Parfois, des nations disparaissent ; emportées par l'Histoire, elles finissent divisées ou se mêlent à d'autres.

Comme les Romains de l'Antiquité, par exemple. Mais leur langue et leur culture n'ont pas disparu, elles. Plusieurs peuples d'Europe, comme les Italiens, les Espagnols et les Français, parlent des langues nées du latin. Sous une forme plus proche de ses origines, le latin a également été préservé dans les sciences et la religion.

Les Phéniciens n'ont pas eu cette chance. Ils ont presque été totalement engloutis par le temps. Commençons par revenir brièvement sur leur histoire. Peuple sémite, ils ont fondé des villes comme Tyr et Sidon sur la côte du Liban moderne. Plus tard, leurs cités-Etats se sont étendues sur les rivages de la Méditerranée. Citons entre autres Cadix en Espagne et Carthage en Afrique du Nord. Les Phéniciens se développaient non par la conquête, mais par l'expansion commerciale, en multipliant les échanges avec les nations voisines et en entretenant de bonnes relations avec elles.

Plus tard, la majorité de leurs villes a été conquise par les Perses, puis les Grecs et, au Moyen-Age, par les Arabes. Carthage a été celle qui a défendu son indépendance avec le plus d'acharnement, tenant longtemps la dragée haute à Rome, entre autres sous le commandement d'Hannibal. Pendant un temps, la cité a contrôlé les îles de Sicile, de Sardaigne et de Corse, ainsi que de vastes territoires dans le sud de l'Espagne.

Mais que nous ont laissé les Phéniciens ?

Tout d'abord, il y a quatre mille ans, ils ont développé un alphabet qui n'était pas basé sur des hiéroglyphes, mais sur des lettres distinctes associées à des sons distincts, dont découlent les alphabets grecs et romains, aujourd'hui utilisés par plus de la moitié du monde civilisé. Ils étaient aussi de courageux navigateurs. Ils ont atteint les rivages de l'Afrique longtemps avant le Portugais Vasco de Gama, et grâce à leur marine efficace, ils avaient établi des liens commerciaux dans l'ensemble du monde méditerranéen. Ils étaient également passés maîtres dans l'art de polir les métaux et de produire diverses teintures.

Où sont-ils passés ? Ont-ils été détruits, ou se sont-ils mélangés à d'autres peuples ? Certaines nations, non sans raison, disent avoir du sang phénicien.
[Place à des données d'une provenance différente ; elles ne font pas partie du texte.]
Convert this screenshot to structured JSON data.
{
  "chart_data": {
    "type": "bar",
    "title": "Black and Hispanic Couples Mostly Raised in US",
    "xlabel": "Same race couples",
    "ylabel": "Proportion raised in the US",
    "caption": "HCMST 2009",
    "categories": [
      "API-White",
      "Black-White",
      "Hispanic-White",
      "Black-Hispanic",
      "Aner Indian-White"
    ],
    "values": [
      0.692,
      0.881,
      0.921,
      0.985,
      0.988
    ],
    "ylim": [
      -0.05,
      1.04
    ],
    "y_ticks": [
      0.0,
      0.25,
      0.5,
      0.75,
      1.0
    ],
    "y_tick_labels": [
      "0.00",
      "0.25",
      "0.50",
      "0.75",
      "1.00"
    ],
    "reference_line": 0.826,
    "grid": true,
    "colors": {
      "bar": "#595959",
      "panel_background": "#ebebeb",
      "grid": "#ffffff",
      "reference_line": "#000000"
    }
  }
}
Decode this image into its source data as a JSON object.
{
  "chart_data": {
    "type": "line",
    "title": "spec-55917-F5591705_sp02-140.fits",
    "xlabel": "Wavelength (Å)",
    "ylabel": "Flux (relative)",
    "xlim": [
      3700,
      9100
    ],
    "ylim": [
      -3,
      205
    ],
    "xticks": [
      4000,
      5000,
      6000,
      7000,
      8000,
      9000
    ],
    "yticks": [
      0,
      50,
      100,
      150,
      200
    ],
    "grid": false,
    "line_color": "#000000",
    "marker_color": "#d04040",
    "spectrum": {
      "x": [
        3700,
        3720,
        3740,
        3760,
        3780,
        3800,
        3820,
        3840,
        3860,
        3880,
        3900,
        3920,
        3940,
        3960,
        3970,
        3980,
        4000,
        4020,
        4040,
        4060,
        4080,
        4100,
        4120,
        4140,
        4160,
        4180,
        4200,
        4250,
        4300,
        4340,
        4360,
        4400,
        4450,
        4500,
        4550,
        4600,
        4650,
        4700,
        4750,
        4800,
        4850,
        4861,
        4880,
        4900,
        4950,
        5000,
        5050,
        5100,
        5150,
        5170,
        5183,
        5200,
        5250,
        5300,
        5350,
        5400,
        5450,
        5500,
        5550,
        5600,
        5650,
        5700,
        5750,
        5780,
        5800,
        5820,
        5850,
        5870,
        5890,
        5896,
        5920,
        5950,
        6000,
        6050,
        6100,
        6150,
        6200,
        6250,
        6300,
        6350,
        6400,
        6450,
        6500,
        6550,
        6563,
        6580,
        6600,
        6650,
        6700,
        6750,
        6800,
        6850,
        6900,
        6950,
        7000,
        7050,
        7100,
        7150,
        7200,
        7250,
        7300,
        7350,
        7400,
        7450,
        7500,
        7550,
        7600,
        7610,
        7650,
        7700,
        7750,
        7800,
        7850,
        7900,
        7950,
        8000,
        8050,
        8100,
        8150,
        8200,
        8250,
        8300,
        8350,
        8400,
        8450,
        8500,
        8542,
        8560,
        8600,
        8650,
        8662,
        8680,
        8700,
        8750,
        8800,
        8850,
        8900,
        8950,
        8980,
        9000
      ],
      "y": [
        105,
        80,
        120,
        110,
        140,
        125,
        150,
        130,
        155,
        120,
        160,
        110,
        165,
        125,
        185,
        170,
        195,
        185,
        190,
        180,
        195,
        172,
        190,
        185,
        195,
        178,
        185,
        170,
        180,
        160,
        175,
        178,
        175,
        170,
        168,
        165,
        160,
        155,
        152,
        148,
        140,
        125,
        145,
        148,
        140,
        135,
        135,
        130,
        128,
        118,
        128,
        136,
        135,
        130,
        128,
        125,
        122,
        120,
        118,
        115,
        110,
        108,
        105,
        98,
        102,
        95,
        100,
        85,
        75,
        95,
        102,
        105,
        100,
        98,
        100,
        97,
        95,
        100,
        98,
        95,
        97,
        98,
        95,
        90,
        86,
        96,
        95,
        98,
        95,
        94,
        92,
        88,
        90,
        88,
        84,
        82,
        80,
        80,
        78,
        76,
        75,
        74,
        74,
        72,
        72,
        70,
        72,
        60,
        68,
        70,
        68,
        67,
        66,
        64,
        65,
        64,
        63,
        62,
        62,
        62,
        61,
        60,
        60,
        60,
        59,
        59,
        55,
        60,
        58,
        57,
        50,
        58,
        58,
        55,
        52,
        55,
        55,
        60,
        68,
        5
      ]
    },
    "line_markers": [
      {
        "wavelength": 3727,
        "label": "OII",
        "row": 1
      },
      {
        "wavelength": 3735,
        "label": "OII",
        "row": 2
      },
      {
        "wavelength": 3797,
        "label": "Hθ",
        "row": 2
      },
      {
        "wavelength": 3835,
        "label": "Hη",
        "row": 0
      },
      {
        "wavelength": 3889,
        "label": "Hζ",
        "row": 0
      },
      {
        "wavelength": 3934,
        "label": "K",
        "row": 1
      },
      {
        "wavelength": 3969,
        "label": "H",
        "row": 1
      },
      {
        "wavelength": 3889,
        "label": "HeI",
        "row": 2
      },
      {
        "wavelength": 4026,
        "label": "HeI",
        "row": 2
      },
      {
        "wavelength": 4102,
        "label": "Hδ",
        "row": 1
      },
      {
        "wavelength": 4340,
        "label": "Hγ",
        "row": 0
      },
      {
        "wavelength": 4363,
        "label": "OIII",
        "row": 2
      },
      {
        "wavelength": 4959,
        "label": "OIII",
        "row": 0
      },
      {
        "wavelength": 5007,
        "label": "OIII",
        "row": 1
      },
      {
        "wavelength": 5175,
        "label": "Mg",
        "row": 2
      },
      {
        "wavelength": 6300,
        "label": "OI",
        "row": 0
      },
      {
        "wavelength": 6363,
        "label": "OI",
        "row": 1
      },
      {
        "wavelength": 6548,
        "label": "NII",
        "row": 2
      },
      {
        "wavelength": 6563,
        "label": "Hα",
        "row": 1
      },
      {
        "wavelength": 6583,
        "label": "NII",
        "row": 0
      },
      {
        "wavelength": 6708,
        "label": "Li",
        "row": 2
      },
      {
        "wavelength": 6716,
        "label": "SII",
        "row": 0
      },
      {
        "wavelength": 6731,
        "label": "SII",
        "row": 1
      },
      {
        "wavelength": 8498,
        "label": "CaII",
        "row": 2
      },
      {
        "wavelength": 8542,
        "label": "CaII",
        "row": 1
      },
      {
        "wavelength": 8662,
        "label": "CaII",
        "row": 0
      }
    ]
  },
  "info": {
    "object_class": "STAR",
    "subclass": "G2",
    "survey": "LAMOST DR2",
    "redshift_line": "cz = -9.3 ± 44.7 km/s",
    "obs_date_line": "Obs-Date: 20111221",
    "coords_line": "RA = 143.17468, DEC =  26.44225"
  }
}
Et peut-être trouve-t-on encore des villes phéniciennes sur certaines îles de la Méditerranée ? Fort heureusement, c'est bien le cas.

Située en Méditerranée, Malte a une superficie totale de 316 kilomètres carrés et une population de 416 000 habitants qui sont les héritiers directs des antiques Phéniciens. Le mot "Malte" lui-même a des origines phéniciennes, signifiant "port", même si bien peu de Maltais le savent. Toutefois, les Arabes et les peuples d'Afrique ont eu une énorme influence sur les Maltais.

Prenant tous ces faits en considération, voici ce que je suggère :

La République de Malte devrait être rebaptisée République de Phénicie, le nom de Malte étant conservé pour l'une des îles ou la capitale.
Nous devrions élever des statues au grand navigateur Hannon, au chef militaire Hannibal et à d'autres Phéniciens de renom dans la capitale.
Si l'on suit ces recommandations, la République de Malte sera alors présentée au monde comme la République de Phénicie, le but étant de développer le tourisme, qui est aujourd'hui l'une des principales sources de revenus du pays.

Mais ce ne sont là que des recommandations, c'est aux habitants de Malte de décider comment ils veulent baptiser leur patrie.